Unless you are already familiar with contemporary manufacturing techniques, you might not understand the precise role that this type of machinery plays in bringing the visions of designers and engineers to life. To address this, here is a look at how CNC gear and processes are used in contemporary production scenarios, from which you can appreciate why it is so impactful and appealing.
A brief intro to CNC equipment
Before diving in, it is worth establishing exactly what constitutes CNC machinery. Standing for computer numerical control, CNC kit is capable of processing many types of materials automatically, rather than requiring a human worker to dictate every movement it makes manually.
Whether drilling holes in wood, engraving the surface of metals, cutting plastics or reshaping composites, CNC equipment can do this and much more, with software in the driving seat.
Taking advantage of automation
According to Tanner Arnold of Revelation machinery, “The advantages of automation offered by CNC machinery put it head and shoulders above manual manufacturing technologies of the past”.
This insight is at the core of appreciating what CNC solutions bring to the table; rather than relying on the constant input and oversight of human craftspeople and operators, this type of machinery is capable of operating almost entirely autonomously.
There are a host of associated benefits that come with automating manufacturing processes, chief amongst which are the increased efficiency and the greater speed of operation that are achievable.
In the case of efficiency, CNC gear is simply more precise and reliable than incumbent alternatives, meaning that human error and fatigue are no longer necessary to factor into production costs. Likewise, the amount of waste produced is minimized, as no more than the necessary amount of material is removed by computer-controlled equipment.
Speed comes not only as a result of CNC equipment being able to move faster and with greater precision than any person could, but also as a result of the machinery having the potential to work day and night without stopping for breaks.

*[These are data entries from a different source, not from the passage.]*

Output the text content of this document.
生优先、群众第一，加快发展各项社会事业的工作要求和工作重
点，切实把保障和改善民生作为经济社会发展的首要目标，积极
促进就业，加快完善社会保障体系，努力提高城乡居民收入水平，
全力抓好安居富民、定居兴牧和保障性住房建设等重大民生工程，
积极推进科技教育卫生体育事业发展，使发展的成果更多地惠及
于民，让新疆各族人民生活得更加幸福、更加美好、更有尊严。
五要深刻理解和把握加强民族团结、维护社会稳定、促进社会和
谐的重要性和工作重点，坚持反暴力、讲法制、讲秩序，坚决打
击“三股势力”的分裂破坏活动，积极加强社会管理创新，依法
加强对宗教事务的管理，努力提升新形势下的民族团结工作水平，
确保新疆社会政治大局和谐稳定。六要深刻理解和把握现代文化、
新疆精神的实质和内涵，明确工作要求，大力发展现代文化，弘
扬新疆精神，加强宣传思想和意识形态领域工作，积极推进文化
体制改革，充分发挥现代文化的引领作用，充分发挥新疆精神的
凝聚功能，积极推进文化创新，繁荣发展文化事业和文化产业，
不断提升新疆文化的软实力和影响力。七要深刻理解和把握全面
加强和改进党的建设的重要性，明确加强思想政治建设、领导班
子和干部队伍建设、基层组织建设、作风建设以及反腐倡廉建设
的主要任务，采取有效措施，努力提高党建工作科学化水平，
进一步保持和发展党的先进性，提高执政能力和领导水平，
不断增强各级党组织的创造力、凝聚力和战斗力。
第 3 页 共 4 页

In combination with efficiency, this means that costs can also be lowered across the board.
Automation has the further advantage of making heavy equipment safer to use since operators can be in an entirely different room to the machinery they are responsible for, rather than needing to be put in harm’s way on the factory floor.
In turn, this means that machines are actually simpler to operate, so rather than requiring years of training, they can be leveraged in less time with a shallower learning curve to encompass, saving on labor costs and making up for a shortfall in available skilled workers.
The other aspect of CNC machinery to note is that it is not a single type of equipment, but rather a whole ecosystem of different devices and solutions, all of which fall under the general banner of computer-controlled, partly automated manufacturing kit.
Once you start to look into it, you will see that CNC machines come in all shapes and sizes, and are capable of performing a whole range of different duties, whether for rapid prototyping, producing small runs of components for a single client, or putting to work as part of a larger production line.
More exotic forms of CNC equipment are also available, filling other roles as required. Laser cutters can etch and engrave metal, glass and stone, or be used to ablate surfaces and even clean components for maintenance purposes.
Electric discharge machines can remove material precisely through the use of powerful currents. CNC plasma cutters can cut and weld metals, all without requiring that a human worker is actively involved in guiding the incredibly intense heat of the cutting plasma jet, delivering even more safety.
Even in an age when additive manufacturing is also rising to prominence, the potency that CNC equipment represents should not be overlooked and will continue to shape manufacturing trends and consumer demand for many years to come.